My turn: Paperbacks offer new take on bible

If Sunday isn’t the best day to discuss my religious library, let she who has the worst arm cast the first stone.

Thanks to my cousins, Chef Juandel and The Anglo Mariachi Cowboy, and me repeatedly joining the Quality Paperback Book Club (QPB) — and faithfully completing the introductory requirements before canceling and re-joining — I have amassed a small library of religiously-researched works.

Included are:

“The Other Bible” containing scriptures which, for practical and political reasons, never made the Bible.

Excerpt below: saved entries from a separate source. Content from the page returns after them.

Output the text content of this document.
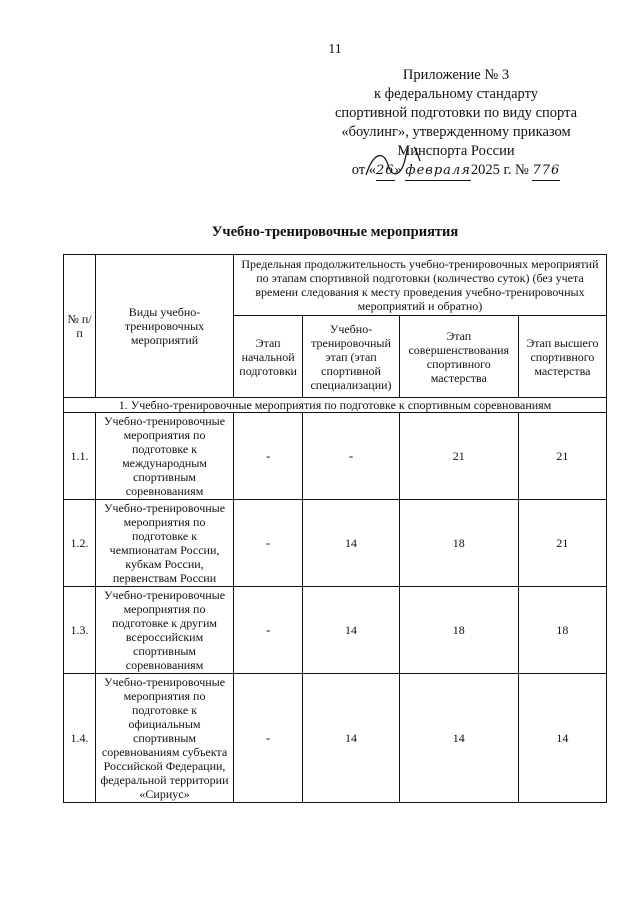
11
Приложение № 3
к федеральному стандарту
спортивной подготовки по виду спорта
«боулинг», утвержденному приказом
Минспорта России
от «26» февраля2025 г. № 776
Учебно-тренировочные мероприятия
№ п/п	Виды учебно-тренировочных мероприятий	Предельная продолжительность учебно-тренировочных мероприятий по этапам спортивной подготовки (количество суток) (без учета времени следования к месту проведения учебно-тренировочных мероприятий и обратно)			
		Этап начальной подготовки	Учебно-тренировочный этап (этап спортивной специализации)	Этап совершенствования спортивного мастерства	Этап высшего спортивного мастерства
1. Учебно-тренировочные мероприятия по подготовке к спортивным соревнованиям					
1.1.	Учебно-тренировочные мероприятия по подготовке к международным спортивным соревнованиям	-	-	21	21
1.2.	Учебно-тренировочные мероприятия по подготовке к чемпионатам России, кубкам России, первенствам России	-	14	18	21
1.3.	Учебно-тренировочные мероприятия по подготовке к другим всероссийским спортивным соревнованиям	-	14	18	18
1.4.	Учебно-тренировочные мероприятия по подготовке к официальным спортивным соревнованиям субъекта Российской Федерации, федеральной территории «Сириус»	-	14	14	14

Karen Armstrong’s “The Bible” in which the former nun describes how, when and by whom the Bible was written and how over the centuries it has been re-written to advance various agendas.

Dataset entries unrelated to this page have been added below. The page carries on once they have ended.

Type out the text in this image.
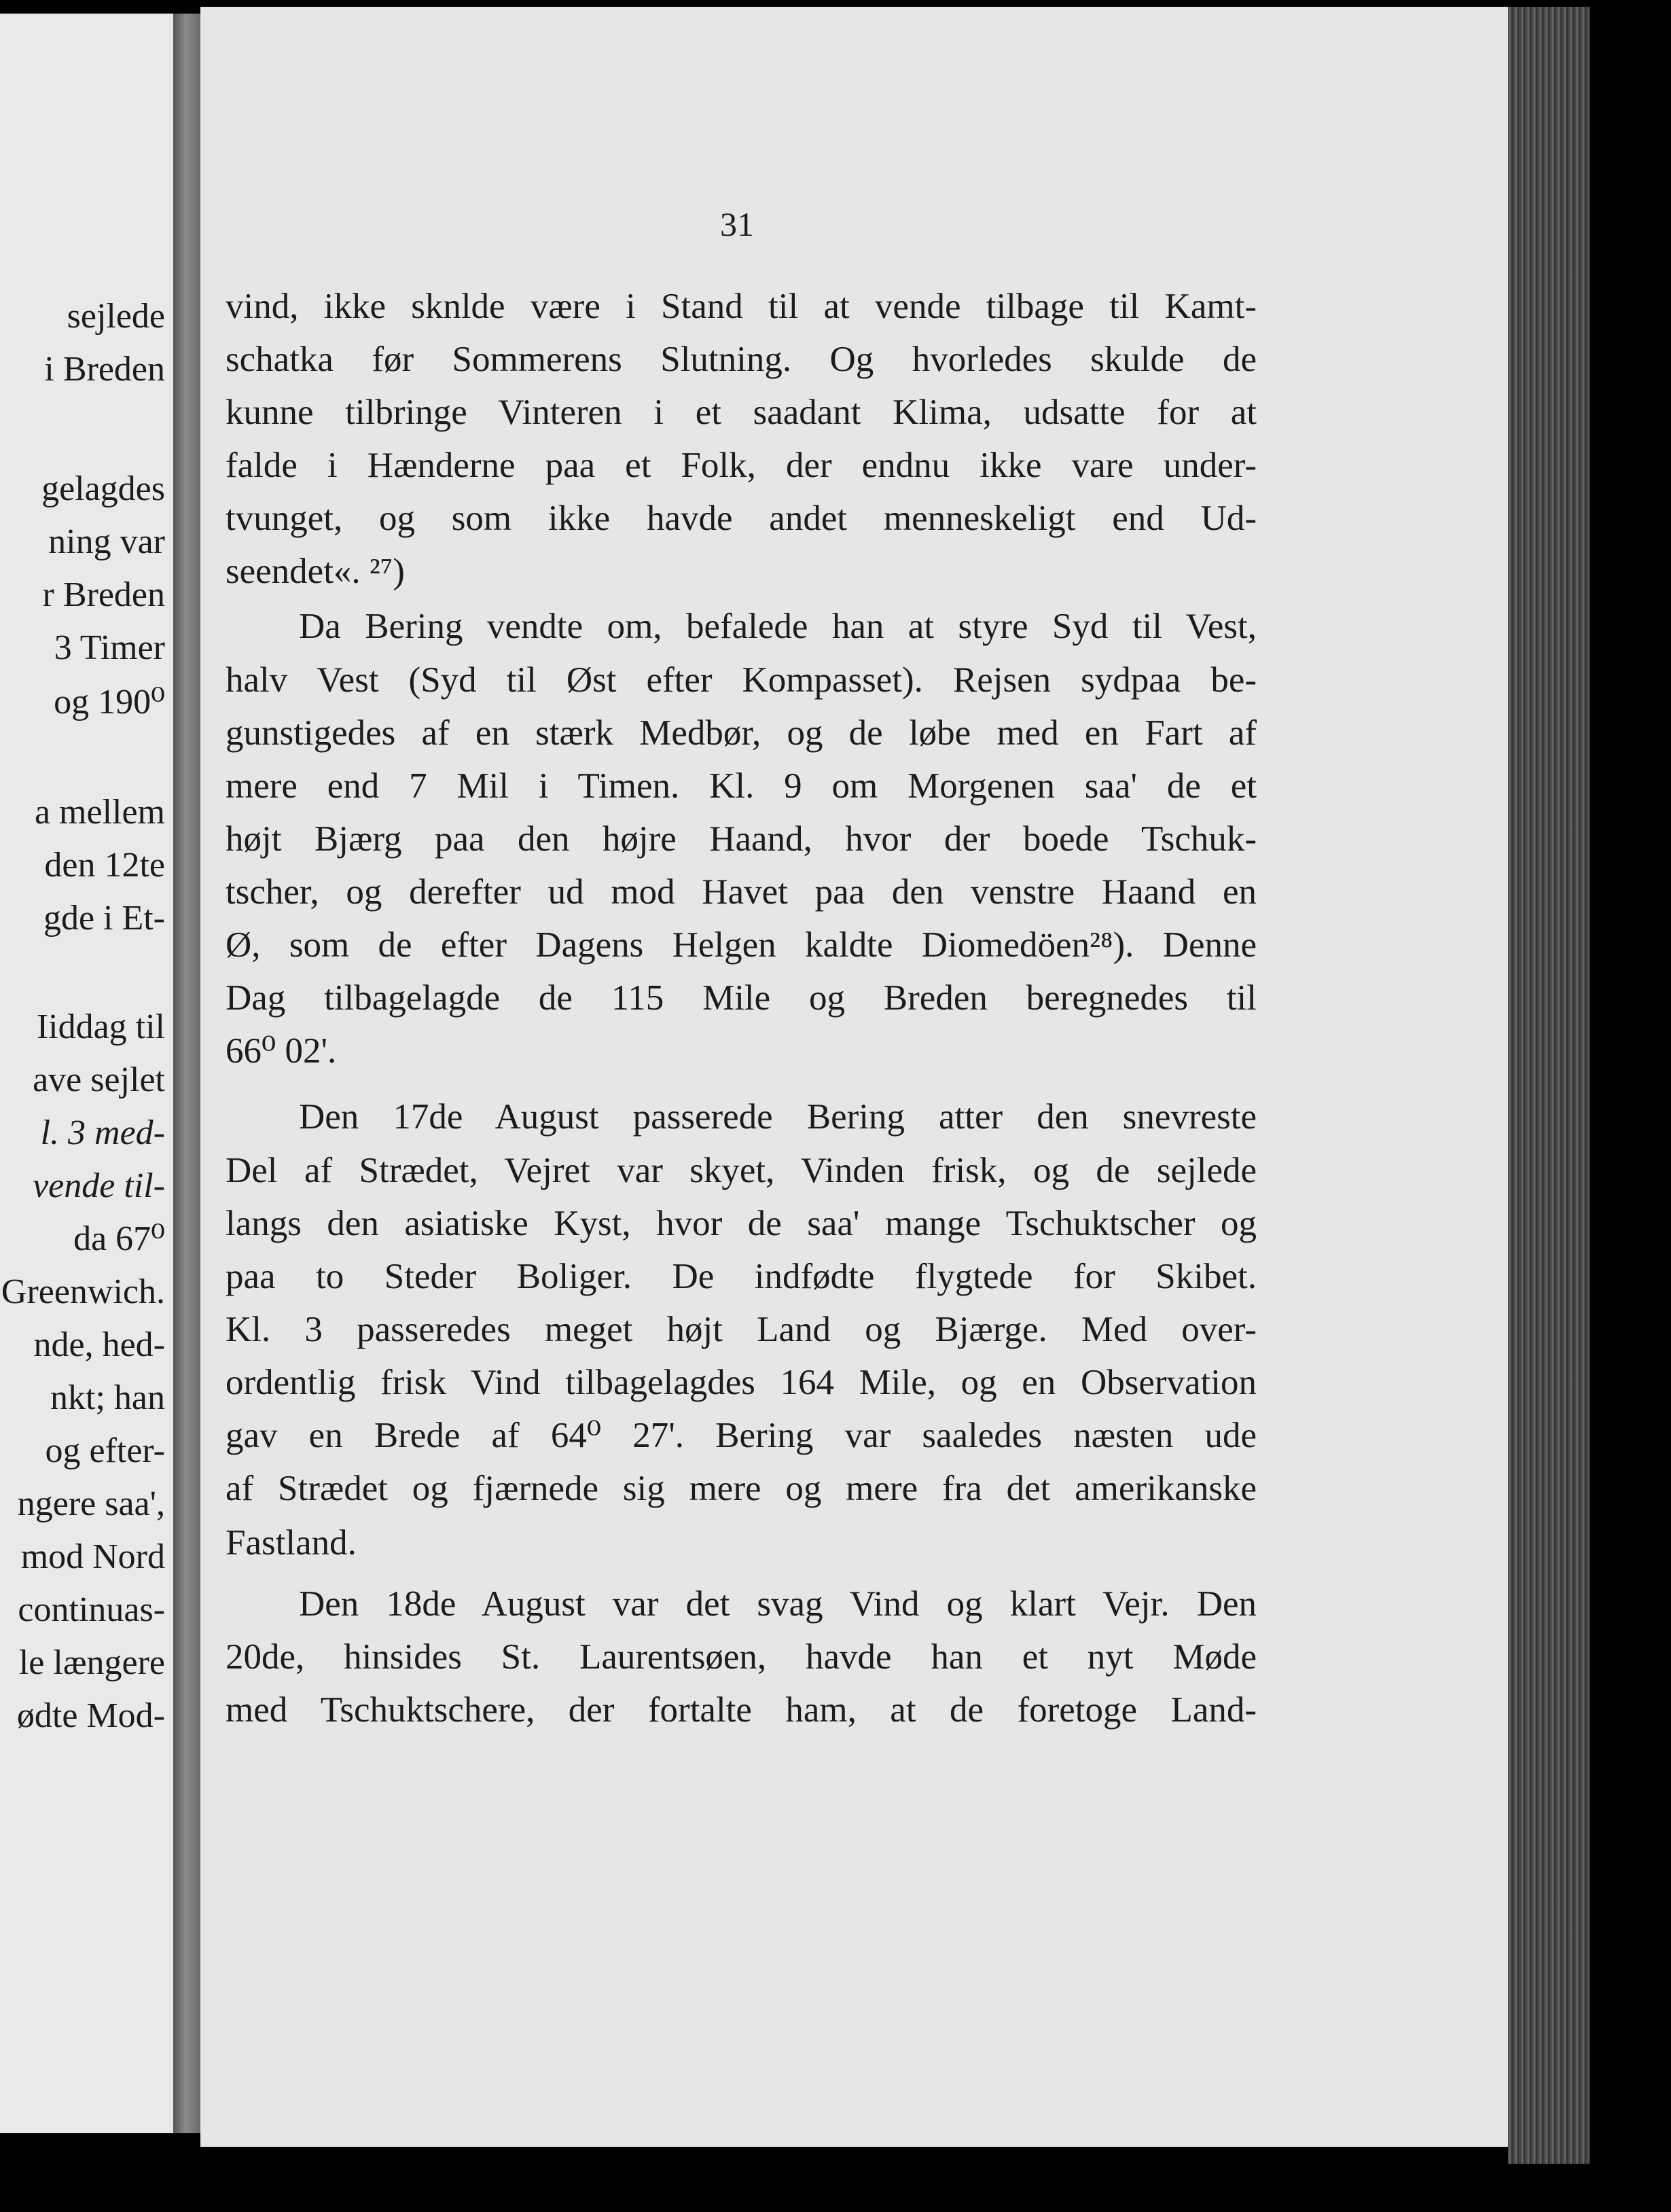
sejlede
i Breden
gelagdes
ning var
r Breden
3 Timer
og 190⁰
a mellem
den 12te
gde i Et-
Iiddag til
ave sejlet
l. 3 med-
vende til-
da 67⁰
Greenwich.
nde, hed-
nkt; han
og efter-
ngere saa',
mod Nord
continuas-
le længere
ødte Mod-
31
vind, ikke sknlde være i Stand til at vende tilbage til Kamt-
schatka før Sommerens Slutning. Og hvorledes skulde de
kunne tilbringe Vinteren i et saadant Klima, udsatte for at
falde i Hænderne paa et Folk, der endnu ikke vare under-
tvunget, og som ikke havde andet menneskeligt end Ud-
seendet«. ²⁷)
Da Bering vendte om, befalede han at styre Syd til Vest,
halv Vest (Syd til Øst efter Kompasset). Rejsen sydpaa be-
gunstigedes af en stærk Medbør, og de løbe med en Fart af
mere end 7 Mil i Timen. Kl. 9 om Morgenen saa' de et
højt Bjærg paa den højre Haand, hvor der boede Tschuk-
tscher, og derefter ud mod Havet paa den venstre Haand en
Ø, som de efter Dagens Helgen kaldte Diomedöen²⁸). Denne
Dag tilbagelagde de 115 Mile og Breden beregnedes til
66⁰ 02'.
Den 17de August passerede Bering atter den snevreste
Del af Strædet, Vejret var skyet, Vinden frisk, og de sejlede
langs den asiatiske Kyst, hvor de saa' mange Tschuktscher og
paa to Steder Boliger. De indfødte flygtede for Skibet.
Kl. 3 passeredes meget højt Land og Bjærge. Med over-
ordentlig frisk Vind tilbagelagdes 164 Mile, og en Observation
gav en Brede af 64⁰ 27'. Bering var saaledes næsten ude
af Strædet og fjærnede sig mere og mere fra det amerikanske
Fastland.
Den 18de August var det svag Vind og klart Vejr. Den
20de, hinsides St. Laurentsøen, havde han et nyt Møde
med Tschuktschere, der fortalte ham, at de foretoge Land-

“Jesus, Interrupted” by Bart Ehrman, a fundamentalist bible college graduate, which reveals that many of the Bible’s books were written in the names of the apostles by authors living decades later, and that central Christian doctrines were formulated by even later theologians.

Other QPB works gathering dust include “The World Treasury of Modern Religious Thought,” “World Religions: From Ancient History to the Present” and “The Intellectual Devotional.”

My most graphic-friendly book is “Look! It’s Jesus,” containing revealed images of Jesus in frying pans, toast, tortillas, pierogis, oyster shells, Cheetos…

I do confess that my favorite inerrant midnight-meditation is “Pot Stories for the Soul.”

Just consider it a little pre-July 4th fireworks.